Matthew is an entrepreneur and business Advisor with a passion for change management and social empowerment. With a background in business accounting and advisory, as well clinical research project management, he strives to find strategic and sustainable solutions to business problems.



Mark Van Hoff comes from background of technical & production planning, budgeting & scheduling of major live events.
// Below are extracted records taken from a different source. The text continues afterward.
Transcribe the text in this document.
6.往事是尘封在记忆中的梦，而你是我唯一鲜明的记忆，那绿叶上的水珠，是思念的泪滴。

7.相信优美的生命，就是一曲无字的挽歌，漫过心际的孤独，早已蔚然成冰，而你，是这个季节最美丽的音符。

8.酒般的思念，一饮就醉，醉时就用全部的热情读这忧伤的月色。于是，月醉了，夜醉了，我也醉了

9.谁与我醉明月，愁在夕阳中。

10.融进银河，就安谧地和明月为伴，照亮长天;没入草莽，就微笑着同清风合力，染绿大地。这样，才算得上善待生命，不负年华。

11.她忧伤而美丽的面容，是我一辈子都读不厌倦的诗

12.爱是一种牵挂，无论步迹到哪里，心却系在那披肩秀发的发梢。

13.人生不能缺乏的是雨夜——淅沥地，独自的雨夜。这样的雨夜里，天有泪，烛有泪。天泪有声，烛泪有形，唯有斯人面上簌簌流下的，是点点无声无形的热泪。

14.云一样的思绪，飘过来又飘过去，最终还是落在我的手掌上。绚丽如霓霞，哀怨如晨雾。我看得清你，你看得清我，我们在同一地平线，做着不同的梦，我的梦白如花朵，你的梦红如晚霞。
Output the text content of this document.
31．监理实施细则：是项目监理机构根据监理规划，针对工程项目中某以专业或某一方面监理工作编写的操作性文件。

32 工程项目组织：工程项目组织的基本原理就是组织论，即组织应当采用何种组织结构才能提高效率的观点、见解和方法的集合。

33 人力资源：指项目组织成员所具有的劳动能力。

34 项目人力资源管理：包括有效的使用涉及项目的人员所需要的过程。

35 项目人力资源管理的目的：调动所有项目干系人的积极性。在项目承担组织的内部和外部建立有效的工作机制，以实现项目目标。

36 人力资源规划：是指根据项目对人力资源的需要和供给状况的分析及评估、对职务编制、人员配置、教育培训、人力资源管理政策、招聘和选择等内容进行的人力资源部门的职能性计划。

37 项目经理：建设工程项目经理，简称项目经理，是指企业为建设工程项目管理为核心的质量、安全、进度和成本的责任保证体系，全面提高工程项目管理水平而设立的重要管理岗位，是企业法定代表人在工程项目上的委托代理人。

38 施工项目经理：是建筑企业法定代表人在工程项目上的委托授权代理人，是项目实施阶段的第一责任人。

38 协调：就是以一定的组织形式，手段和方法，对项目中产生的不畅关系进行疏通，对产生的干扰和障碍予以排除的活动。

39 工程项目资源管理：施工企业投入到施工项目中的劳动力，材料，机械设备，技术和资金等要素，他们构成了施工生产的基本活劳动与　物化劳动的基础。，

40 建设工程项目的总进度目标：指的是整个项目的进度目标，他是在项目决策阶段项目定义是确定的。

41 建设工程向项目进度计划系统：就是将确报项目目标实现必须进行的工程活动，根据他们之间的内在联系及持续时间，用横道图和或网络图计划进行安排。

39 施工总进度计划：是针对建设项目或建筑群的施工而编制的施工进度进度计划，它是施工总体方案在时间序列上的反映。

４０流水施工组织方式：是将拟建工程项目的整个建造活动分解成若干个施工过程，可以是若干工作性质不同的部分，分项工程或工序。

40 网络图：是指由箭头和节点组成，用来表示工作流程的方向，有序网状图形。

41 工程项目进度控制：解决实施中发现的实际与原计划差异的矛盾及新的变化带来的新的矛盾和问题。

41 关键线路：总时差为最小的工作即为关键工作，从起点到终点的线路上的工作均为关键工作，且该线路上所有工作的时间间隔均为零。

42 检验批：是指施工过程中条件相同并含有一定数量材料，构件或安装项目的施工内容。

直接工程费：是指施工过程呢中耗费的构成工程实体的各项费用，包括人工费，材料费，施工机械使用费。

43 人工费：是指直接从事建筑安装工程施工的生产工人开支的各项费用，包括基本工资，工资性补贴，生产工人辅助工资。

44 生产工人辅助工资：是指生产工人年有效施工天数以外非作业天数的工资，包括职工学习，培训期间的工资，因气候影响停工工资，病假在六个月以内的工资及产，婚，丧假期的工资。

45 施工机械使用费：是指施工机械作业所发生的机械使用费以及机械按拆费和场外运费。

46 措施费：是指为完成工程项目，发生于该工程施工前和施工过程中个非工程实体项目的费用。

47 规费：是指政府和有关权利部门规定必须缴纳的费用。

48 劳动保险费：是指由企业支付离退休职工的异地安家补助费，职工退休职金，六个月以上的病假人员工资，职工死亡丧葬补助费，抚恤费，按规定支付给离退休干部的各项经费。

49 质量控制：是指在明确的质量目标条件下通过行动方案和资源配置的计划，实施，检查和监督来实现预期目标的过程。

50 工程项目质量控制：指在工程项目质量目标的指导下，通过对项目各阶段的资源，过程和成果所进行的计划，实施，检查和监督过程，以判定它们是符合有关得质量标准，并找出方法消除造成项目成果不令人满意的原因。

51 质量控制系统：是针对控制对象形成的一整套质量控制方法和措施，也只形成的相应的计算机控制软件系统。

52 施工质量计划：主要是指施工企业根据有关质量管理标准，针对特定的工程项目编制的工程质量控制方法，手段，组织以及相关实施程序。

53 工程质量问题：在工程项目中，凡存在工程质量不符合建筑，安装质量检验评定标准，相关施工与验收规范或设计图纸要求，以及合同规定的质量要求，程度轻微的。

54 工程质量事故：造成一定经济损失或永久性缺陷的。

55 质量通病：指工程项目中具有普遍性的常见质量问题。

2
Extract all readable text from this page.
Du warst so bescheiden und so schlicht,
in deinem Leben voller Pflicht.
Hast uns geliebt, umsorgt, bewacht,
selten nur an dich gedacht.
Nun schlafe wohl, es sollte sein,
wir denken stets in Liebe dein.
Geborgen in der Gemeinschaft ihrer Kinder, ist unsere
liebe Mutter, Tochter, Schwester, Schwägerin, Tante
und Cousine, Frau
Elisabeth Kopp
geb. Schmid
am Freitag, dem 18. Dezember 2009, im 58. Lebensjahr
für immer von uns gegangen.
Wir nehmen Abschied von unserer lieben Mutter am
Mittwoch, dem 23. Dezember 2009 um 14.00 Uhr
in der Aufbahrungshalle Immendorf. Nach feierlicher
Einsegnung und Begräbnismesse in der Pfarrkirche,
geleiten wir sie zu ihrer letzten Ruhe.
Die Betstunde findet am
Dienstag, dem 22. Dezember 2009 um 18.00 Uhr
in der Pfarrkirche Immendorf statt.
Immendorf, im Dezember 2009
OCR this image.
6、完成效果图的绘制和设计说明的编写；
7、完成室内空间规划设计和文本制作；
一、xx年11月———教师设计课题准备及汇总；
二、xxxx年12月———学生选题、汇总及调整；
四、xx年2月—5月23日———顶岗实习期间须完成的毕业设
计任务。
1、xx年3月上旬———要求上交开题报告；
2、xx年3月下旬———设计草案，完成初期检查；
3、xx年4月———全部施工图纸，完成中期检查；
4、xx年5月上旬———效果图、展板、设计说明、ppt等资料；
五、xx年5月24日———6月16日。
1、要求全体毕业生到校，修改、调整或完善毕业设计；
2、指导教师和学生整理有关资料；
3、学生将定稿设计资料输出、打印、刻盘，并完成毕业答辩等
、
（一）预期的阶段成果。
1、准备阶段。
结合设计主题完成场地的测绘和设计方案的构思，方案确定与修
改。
As the first production co-ordinator at M-NET for Outside Broadcasts, Mark has managed major local and international productions including Miss South Africa, Miss World, multiple music events and major sports events, including the PnP Cycling Tour.​Mark co-founded Van-Man Productions in 1994, Page to Picture in 2000 and Move Media Networks in 2007. All three companies have achieved domestic success and have been well-regarded in the South African production industry.



Oluwaseun Adewuyi who is the Group Chief Finance Officer (CFO) at Caban, is a Certified Chartered Accountant, with Fellowship status at both the ACCA as well as the Institute of Public Finance and Accountancy, a UK Based industry body with a specific focus on the management of charities, not-for-profit organisations and NGOs.. Oluwaseun comes with strong business acumen and 20+ years of progressive experience in finance and operations management within well-reputed and high growth organisations Including Next Plc and Royal Mail. He has been heavily involved in impact investment across Sub-Saharan Africa and has been instrumental in the creation of a series of community schools in West Africa. Throughout his career, he oversaw a broad range of operations, including Business Strategy and Business Reorganisation, summarising the organisation’s financial status, and coordinating the preparation of tactical plans, financial forecasts, and budgets. Adept at developing and implementing effective internal control framework to maintain sound financial accountability.

tim scholtz


Tim Scholtz, who's is the Chief Operating Officer (COO) at Caban Investments, is experienced in implementing corporate governance guidelines, formulating risk management structures, process and cost optimization. Tim has a strong corporate background, having worked as COO at the South African Tourism board, was COO at the Nelson Mandela foundation and as a internal audit manager at Arthur Anderson earlier in his career.

Ben Botes


Ben Botes is Entrepreneur, VC, co-Founder, Author and Academic with a strong social conscience. Ben Involved with early stage and growth firms for the past 20 years and has been Co-founder of 9 separate businesses across Africa. Ben has directly and indirectly been involved in impact investment and the support of charities and non profits for the last 30 years. Ben is a regular speaker at the African Investment Conference in London and has been featured in Wall Street for Europe, The Guardian Small Business, BBC, the Mail and Guardian in the UK and BizCommunity, Channel 3 TV, Investors Weekly, The Cape Times, Radio 702 with John Robbie and Good Hope FM in South Africa

Dave Romero


Dave Romero is a venture capitalist and entrepreneur with a passion for making an impact. A qualified Professional Accountant, Dave has been a director in multiple financial institutions and was once the youngest Chairman on the JSE, in addition to being listed as one of Business Times’ Top 100 companies and the 40th fastest-growing company in South Africa. Dave is a core founder of the Caban Group, which aims to provide a comprehensive service offering to small businesses in return for equity. With a passion for nurturing entrepreneurs, Dave can often be found outside of the boardroom – offering advice, creating innovative funding solutions and building communities through sustainable practices.



Dr Ruben Richards is a truly inspirational South African leader. Through his peace-building seminars for criminal gangs, Dr Ruben has facilitated the longest ceasefire in the history of gang warfare on the Cape Flats. In addition to being Chairman & Founder of the non-profit Ruben Richards Foundation, Dr Ruben is an ordained cleric, company director, non-executive Chairman of Visual International Limited and was once the Deputy Director-General of the now-disbanded Scorpions.